McClintock's mailers and radio ads answer back with charges that Ose is a free-spending, illegal immigrant-coddling liberal who sold out conservative principles in Congress.

As Ose charged up supporters before a Placer County candidates debate in Rocklin, his backers hailed him as the local favorite – or, at least, a well respected neighbor to the 4th District.

"Ose is one of us," said Placer County Supervisor Rocky Rockholm as Ose moved about the room shaking hands, cracking jokes and claiming victory is on the way. "He's been around long enough. He knows the issues. He's been a land developer here. He knows what our needs are."

In an interview at a campaign stop in Lincoln, Ose – a multimillionaire – told of starting out by buying two lots after college for duplexes in Citrus Heights. He then rattled off his development and business ties to the 4th District: a subdivision and storage warehouse in Roseville, a share of a local telecommunications firm, investments in a Placer County title company and an El Dorado Hills health spa.

Sipping ice water at an ice cream parlor in the Butte County seat of Oroville, McClintock admitted some surprise that he is even in this race. He decided to run after a GOP activist, Ted Costa, paid for a poll that showed him far ahead of the 4th District field.

"It is admittedly an unconventional move being a Southern California legislator running in a Northern California congressional district," McClintock said. "I'm sympathetic to the fact that some people think residency is an important factor. But I became convinced that this is a district that knows me."

Ose's attacks on McClintock's residency won't sway Oroville resident Joan Townsend.

"We don't care if he comes from Mars," Townsend said as McClintock appeared at an Oroville construction site for a veterans memorial. "My God, we're all imports. We really care about his record. It's good. And I'm glad he got a pay raise."

In the agricultural town where politicians don jeans and cowboy boots to court voters, McClintock made stops wearing his State House gray suit and tie, white shirt and black wingtips.

He mingled awkwardly as he discussed Second Amendment gun rights amid mounted trophies of bighorn sheep, woodland bison and Asian buffalo at Huntington Sportsman's Store. He talked about excessive taxation and paperwork at Marcozzi's downtown jewelers.

When McClintock met World War II combat veteran Homer Nelms at the memorial construction site, the history buff candidate skipped the small talk and handshakes to quote Abraham Lincoln on the sacrifice of veterans in "a nation of free men."

When retired builder and Republican activist Jim Ledgerwood complained at Oroville's Mug Shots Coffee House about unbridled spending by Republicans in Congress, McClintock launched into a story about Lord Cornwallis in England and a parliamentary crisis over trade restrictions and high taxes.

And when 22-year-old Mark Aldrich asked what he could do to help McClintock's campaign, the state senator quoted abolitionist Frederick Douglass. "Agitate, agitate, agitate," McClintock said.

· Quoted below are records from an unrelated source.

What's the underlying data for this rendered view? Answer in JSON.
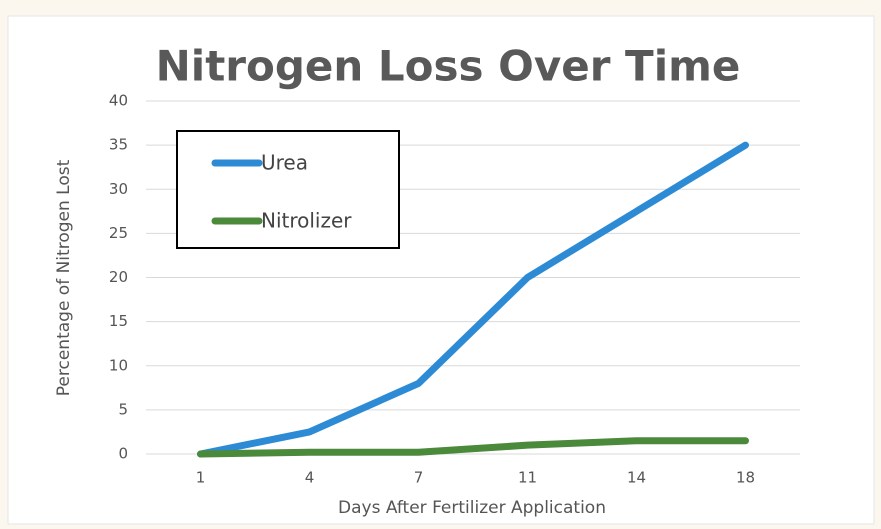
{
  "chart_data": {
    "type": "line",
    "title": "Nitrogen Loss Over Time",
    "xlabel": "Days After Fertilizer Application",
    "ylabel": "Percentage of Nitrogen Lost",
    "categories": [
      "1",
      "4",
      "7",
      "11",
      "14",
      "18"
    ],
    "series": [
      {
        "name": "Urea",
        "color": "#2d8ad4",
        "values": [
          0,
          2.5,
          8,
          20,
          27.5,
          35
        ]
      },
      {
        "name": "Nitrolizer",
        "color": "#4b8a3b",
        "values": [
          0,
          0.2,
          0.2,
          1,
          1.5,
          1.5
        ]
      }
    ],
    "ylim": [
      0,
      40
    ],
    "yticks": [
      0,
      5,
      10,
      15,
      20,
      25,
      30,
      35,
      40
    ],
    "grid": true,
    "legend": "upper left"
  }
}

Ose, whose signs throughout the district scream out "Tax Fighter!" – a reference to his support of President Bush's tax cuts – is markedly more comfortable with retail campaigning.

In downtown Auburn, he bounded into the Pizza Place, surprising a group of young employees wearing tattoos, earrings and multiple piercings.

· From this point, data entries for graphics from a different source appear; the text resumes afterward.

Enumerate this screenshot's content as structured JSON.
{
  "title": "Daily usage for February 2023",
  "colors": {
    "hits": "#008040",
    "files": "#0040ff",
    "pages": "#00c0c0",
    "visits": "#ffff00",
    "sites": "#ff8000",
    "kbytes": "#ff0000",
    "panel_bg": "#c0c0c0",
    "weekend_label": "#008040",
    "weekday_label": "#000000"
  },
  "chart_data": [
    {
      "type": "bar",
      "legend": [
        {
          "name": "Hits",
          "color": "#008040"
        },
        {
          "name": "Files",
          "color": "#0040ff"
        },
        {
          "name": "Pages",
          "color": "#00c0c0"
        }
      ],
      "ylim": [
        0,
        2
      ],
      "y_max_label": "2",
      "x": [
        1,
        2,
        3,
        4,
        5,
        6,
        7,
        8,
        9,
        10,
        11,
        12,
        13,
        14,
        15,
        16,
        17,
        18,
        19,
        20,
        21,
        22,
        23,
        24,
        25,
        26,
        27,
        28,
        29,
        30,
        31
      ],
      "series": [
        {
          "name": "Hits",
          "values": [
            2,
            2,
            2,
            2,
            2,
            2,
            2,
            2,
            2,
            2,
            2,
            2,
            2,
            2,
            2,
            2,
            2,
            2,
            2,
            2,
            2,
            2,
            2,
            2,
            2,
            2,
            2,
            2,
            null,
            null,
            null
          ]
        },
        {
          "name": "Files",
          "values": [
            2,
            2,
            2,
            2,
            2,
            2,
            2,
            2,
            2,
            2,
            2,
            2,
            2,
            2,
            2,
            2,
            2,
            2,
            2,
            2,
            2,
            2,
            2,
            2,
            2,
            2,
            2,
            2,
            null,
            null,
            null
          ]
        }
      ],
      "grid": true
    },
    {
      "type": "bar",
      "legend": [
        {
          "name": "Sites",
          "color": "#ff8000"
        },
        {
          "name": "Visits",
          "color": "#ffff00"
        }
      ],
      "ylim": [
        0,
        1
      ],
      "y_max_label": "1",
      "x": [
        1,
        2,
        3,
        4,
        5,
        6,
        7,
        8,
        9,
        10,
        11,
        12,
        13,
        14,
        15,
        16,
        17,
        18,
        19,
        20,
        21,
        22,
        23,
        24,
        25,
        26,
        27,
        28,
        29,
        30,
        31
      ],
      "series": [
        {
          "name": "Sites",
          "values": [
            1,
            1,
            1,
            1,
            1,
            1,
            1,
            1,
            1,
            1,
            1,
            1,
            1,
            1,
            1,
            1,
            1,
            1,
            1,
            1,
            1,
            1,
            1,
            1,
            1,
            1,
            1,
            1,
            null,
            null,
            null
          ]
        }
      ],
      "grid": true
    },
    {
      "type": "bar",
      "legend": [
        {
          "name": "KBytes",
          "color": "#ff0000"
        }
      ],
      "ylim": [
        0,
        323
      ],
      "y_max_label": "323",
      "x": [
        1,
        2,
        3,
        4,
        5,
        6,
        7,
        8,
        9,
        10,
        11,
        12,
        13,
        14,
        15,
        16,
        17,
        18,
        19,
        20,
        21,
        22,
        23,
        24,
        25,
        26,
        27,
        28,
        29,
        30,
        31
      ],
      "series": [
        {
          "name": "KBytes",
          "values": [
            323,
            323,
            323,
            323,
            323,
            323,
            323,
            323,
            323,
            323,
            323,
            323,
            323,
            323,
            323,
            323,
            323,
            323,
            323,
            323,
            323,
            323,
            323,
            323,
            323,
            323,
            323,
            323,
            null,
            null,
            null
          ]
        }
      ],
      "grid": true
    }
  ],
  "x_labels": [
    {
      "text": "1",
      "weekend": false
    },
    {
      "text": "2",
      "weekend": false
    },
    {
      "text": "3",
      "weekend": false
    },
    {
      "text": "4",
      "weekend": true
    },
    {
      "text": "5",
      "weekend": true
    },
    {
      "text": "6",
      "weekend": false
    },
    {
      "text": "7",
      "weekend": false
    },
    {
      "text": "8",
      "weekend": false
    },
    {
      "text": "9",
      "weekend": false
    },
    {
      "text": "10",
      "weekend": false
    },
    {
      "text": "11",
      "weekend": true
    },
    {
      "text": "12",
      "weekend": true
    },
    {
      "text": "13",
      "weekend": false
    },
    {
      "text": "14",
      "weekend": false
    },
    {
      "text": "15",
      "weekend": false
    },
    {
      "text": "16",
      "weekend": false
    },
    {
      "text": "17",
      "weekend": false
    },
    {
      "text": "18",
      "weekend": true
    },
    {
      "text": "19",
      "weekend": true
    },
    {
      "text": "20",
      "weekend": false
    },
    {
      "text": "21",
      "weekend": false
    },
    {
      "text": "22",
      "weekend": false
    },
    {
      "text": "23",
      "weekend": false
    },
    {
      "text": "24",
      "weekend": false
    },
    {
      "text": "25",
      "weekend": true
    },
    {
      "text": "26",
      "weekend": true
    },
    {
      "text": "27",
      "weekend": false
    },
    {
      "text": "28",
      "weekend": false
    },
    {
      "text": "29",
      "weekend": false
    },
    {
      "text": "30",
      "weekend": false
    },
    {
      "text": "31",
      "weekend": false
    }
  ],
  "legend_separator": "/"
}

"I'm Doug Ose," he cried out. "I'm running for Congress. Everyone come out of the kitchen!"

At Rico's Barbershop, Ose settled in for a haircut and extolled Rico Puccioni on his business ties to the district and McClintock's opportunism.

"He came in and got me squared away," Puccioni, of Auburn, said of Ose. "I don't know anything about the other guy. I just know he ran for governor and keeps on running."

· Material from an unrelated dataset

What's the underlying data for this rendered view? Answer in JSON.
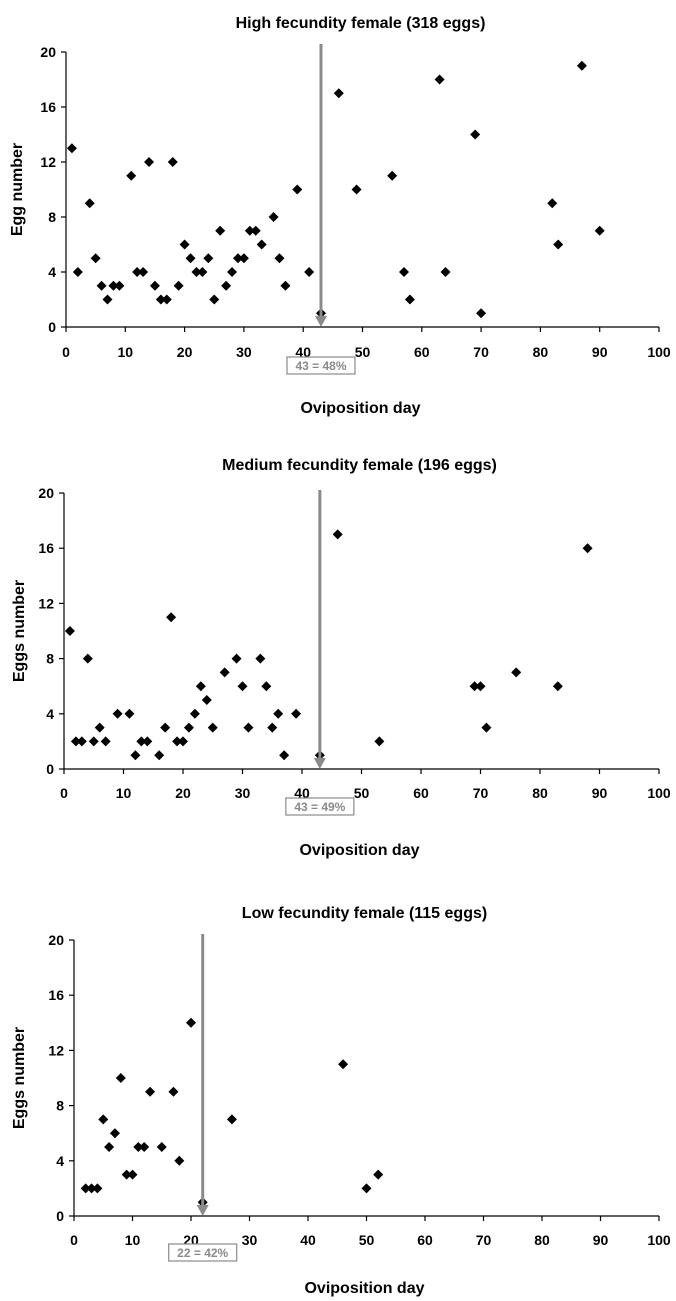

The portrayal of McClintock as a perpetual candidate is a prime attack line for Ose. Yet it is a sales pitch for McClintock. At the Alta Sierra County Club, he eagerly told of seven previous times he was on the 4th District ballot in primaries, general elections and a gubernatorial recall.

"I got 36,000 more votes here running for lieutenant governor (in 2006) than Charlie Brown got running for Congress," he said, referring to the likely Democratic candidate in November. "That's not a bad place to start."